China paper calls Australia 'offshore prison' in Olympic drugs row

Chinese state-run media on Monday blasted Australian swimmer Mack Horton as immoral and his nation as a former "offshore prison", after he referred to homegrown star Sun Yang as a drugs cheat.

Horton dethroned Sun as the 400 metres freestyle Olympic champion at the weekend, prompting the Chinese athlete to break down in tears.

Before the confrontation in the pool, Horton was asked how he felt about doping violators Sun and South Korean Park Tae-Hwan competing at the Games, and responded: "I don't have time or respect for drug cheats."

Sun is a popular hero in China, despite his repeated brushes with controversy -- which include serving a drugs suspension in secret in 2014 -- and the comments lit up nationalistic sentiment online and in print.

The Global Times newspaper, which is close to the ruling Communist party, published an op-ed Monday under a pen name associated with its chief editor blasting Horton's "cynical smugness".

Australia should feel embarrassed by the swimmer's "disgraceful" victory, it said.

"In many serious essays written by Westerners, Australia is mentioned as a country at the fringes of civilisation," it went on, referencing its "early history as Britain's offshore prison".

"This suggests that no one should be surprised at uncivilised acts emanating from the country," it concluded.

Angry Chinese journalists confronted Horton in Rio to ask why he had used such terminology, and the Australian did not mince his words.

"I used the word 'drugs cheat' because he tested positive," replied Horton, setting the tone for an explosive press conference and prompting Chinese officials to demand an apology.

Thousands of social media users also demanded Horton say sorry, posting with the hashtag #SunYangDontCry on China's Twitter-like Weibo service after footage of Sun sobbing uncontrollably in the media zone went viral.

"For the peaceful co-existence of China and Australia, I hereby wish Horton to win swimming titles at the next Paralympics," one user wrote, blasting the Australian as "mentally handicapped".

But Australian media staunchly defended the defiant Horton.
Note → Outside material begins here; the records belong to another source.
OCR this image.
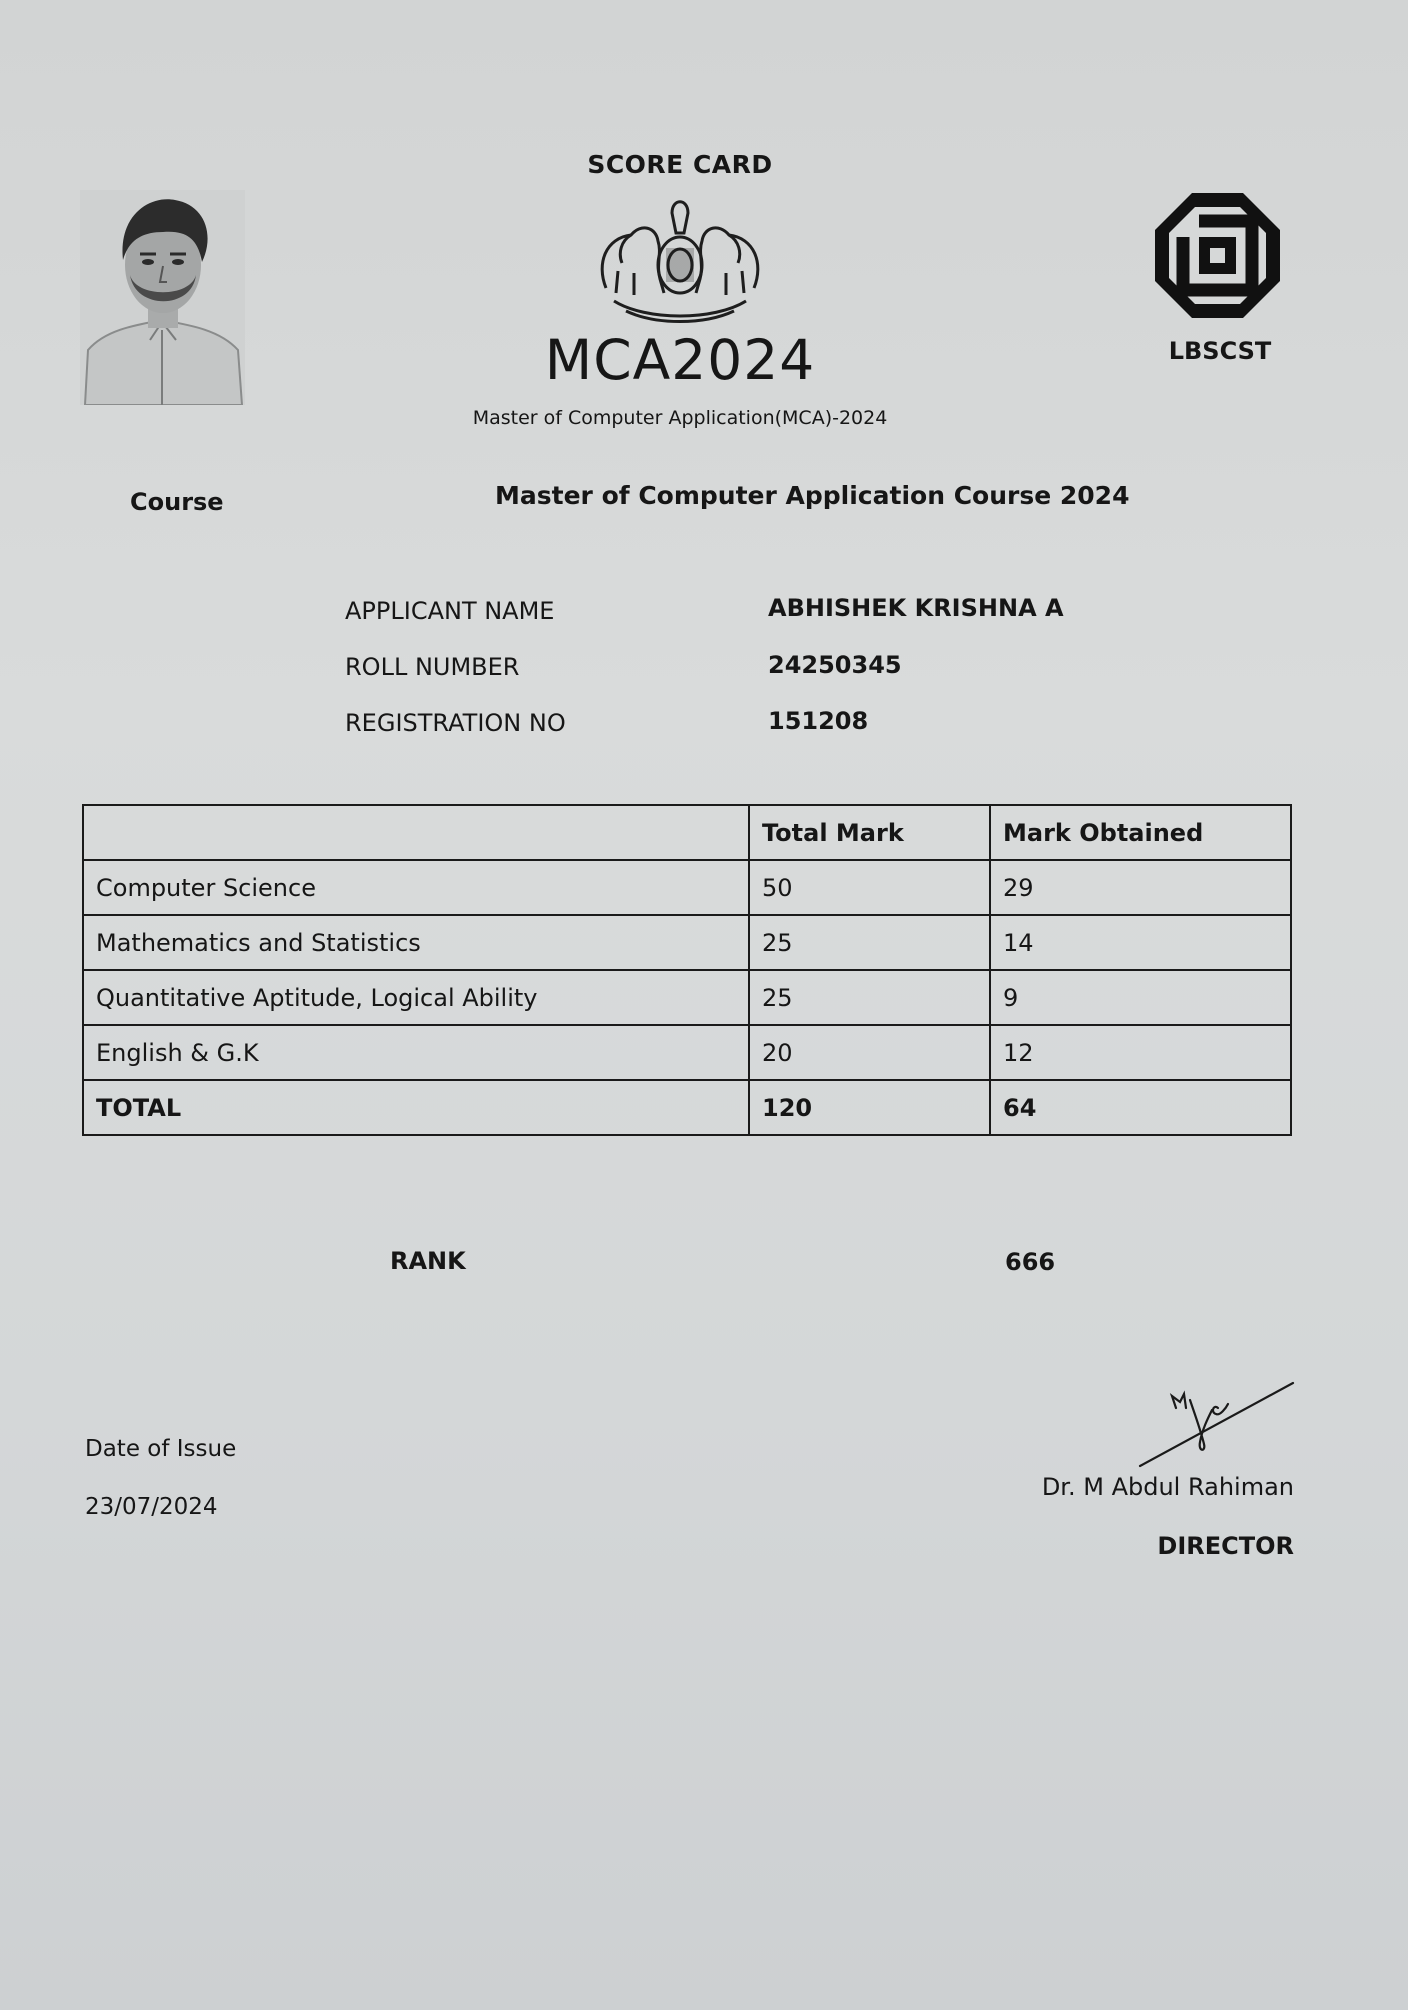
SCORE CARD
MCA2024
Master of Computer Application(MCA)-2024
LBSCST
Course	Master of Computer Application Course 2024
APPLICANT NAME	ABHISHEK KRISHNA A
ROLL NUMBER	24250345
REGISTRATION NO	151208
	Total Mark	Mark Obtained
Computer Science	50	29
Mathematics and Statistics	25	14
Quantitative Aptitude, Logical Ability	25	9
English & G.K	20	12
TOTAL	120	64
RANK	666
Date of Issue
23/07/2024
Dr. M Abdul Rahiman
DIRECTOR
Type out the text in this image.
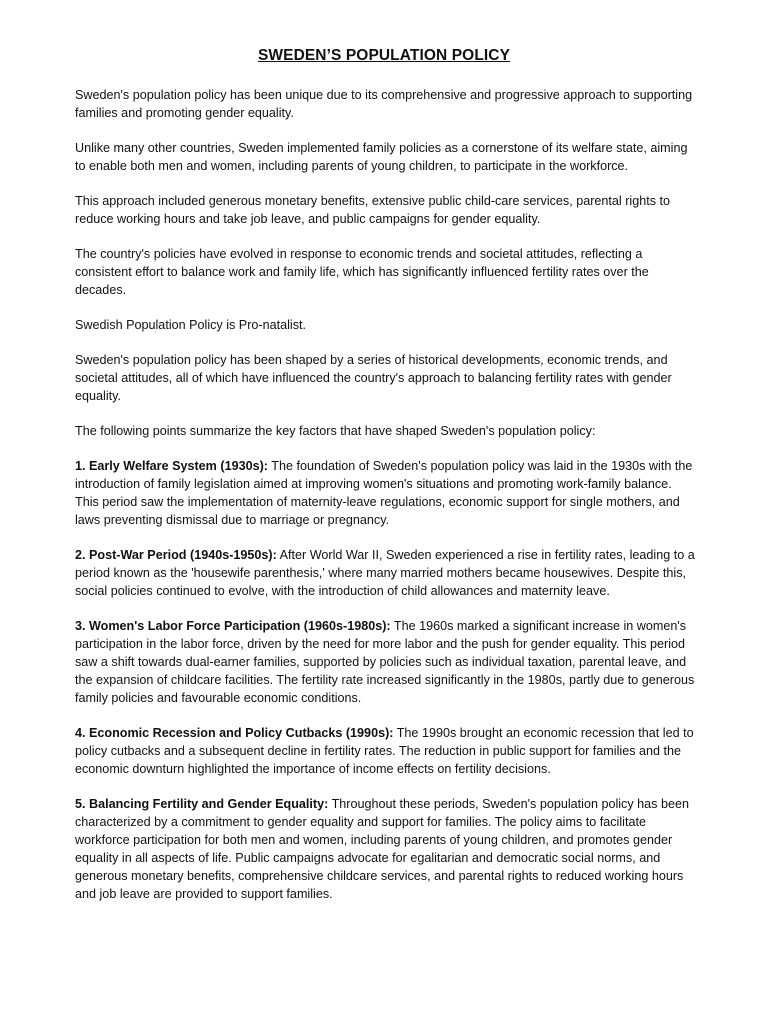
SWEDEN’S POPULATION POLICY

Sweden's population policy has been unique due to its comprehensive and progressive approach to supporting families and promoting gender equality.

Unlike many other countries, Sweden implemented family policies as a cornerstone of its welfare state, aiming to enable both men and women, including parents of young children, to participate in the workforce.

This approach included generous monetary benefits, extensive public child-care services, parental rights to reduce working hours and take job leave, and public campaigns for gender equality.

The country's policies have evolved in response to economic trends and societal attitudes, reflecting a consistent effort to balance work and family life, which has significantly influenced fertility rates over the decades.

Swedish Population Policy is Pro-natalist.

Sweden's population policy has been shaped by a series of historical developments, economic trends, and societal attitudes, all of which have influenced the country's approach to balancing fertility rates with gender equality.

The following points summarize the key factors that have shaped Sweden's population policy:

1. Early Welfare System (1930s): The foundation of Sweden's population policy was laid in the 1930s with the introduction of family legislation aimed at improving women's situations and promoting work-family balance. This period saw the implementation of maternity-leave regulations, economic support for single mothers, and laws preventing dismissal due to marriage or pregnancy.

2. Post-War Period (1940s-1950s): After World War II, Sweden experienced a rise in fertility rates, leading to a period known as the 'housewife parenthesis,' where many married mothers became housewives. Despite this, social policies continued to evolve, with the introduction of child allowances and maternity leave.

3. Women's Labor Force Participation (1960s-1980s): The 1960s marked a significant increase in women's participation in the labor force, driven by the need for more labor and the push for gender equality. This period saw a shift towards dual-earner families, supported by policies such as individual taxation, parental leave, and the expansion of childcare facilities. The fertility rate increased significantly in the 1980s, partly due to generous family policies and favourable economic conditions.

4. Economic Recession and Policy Cutbacks (1990s): The 1990s brought an economic recession that led to policy cutbacks and a subsequent decline in fertility rates. The reduction in public support for families and the economic downturn highlighted the importance of income effects on fertility decisions.

5. Balancing Fertility and Gender Equality: Throughout these periods, Sweden's population policy has been characterized by a commitment to gender equality and support for families. The policy aims to facilitate workforce participation for both men and women, including parents of young children, and promotes gender equality in all aspects of life. Public campaigns advocate for egalitarian and democratic social norms, and generous monetary benefits, comprehensive childcare services, and parental rights to reduced working hours and job leave are provided to support families.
The front page of Sydney's Daily Telegraph Monday led with the headline "Clean Machine" over an image of the swimmer and his gold medal, adding that "our superman shows world how to smash drug cheats".

The Australian Olympic Committee also stood by the gold medallist, saying in a statement: "He has spoken out in support of clean athletes. This is something he feels strongly about and good luck to him."

Sun's three-month doping ban in 2014 -- for taking a banned stimulant he said was for a heart complaint -- was only announced after he had completed it.

He returned to the pool Sunday to post the quickest time in the 200m freestyle heats, and refused to take the criticism lying down, growling: "I'm clean. I've proved I'm clean. I don't think we need to concern ourselves with the Australian's mind tricks."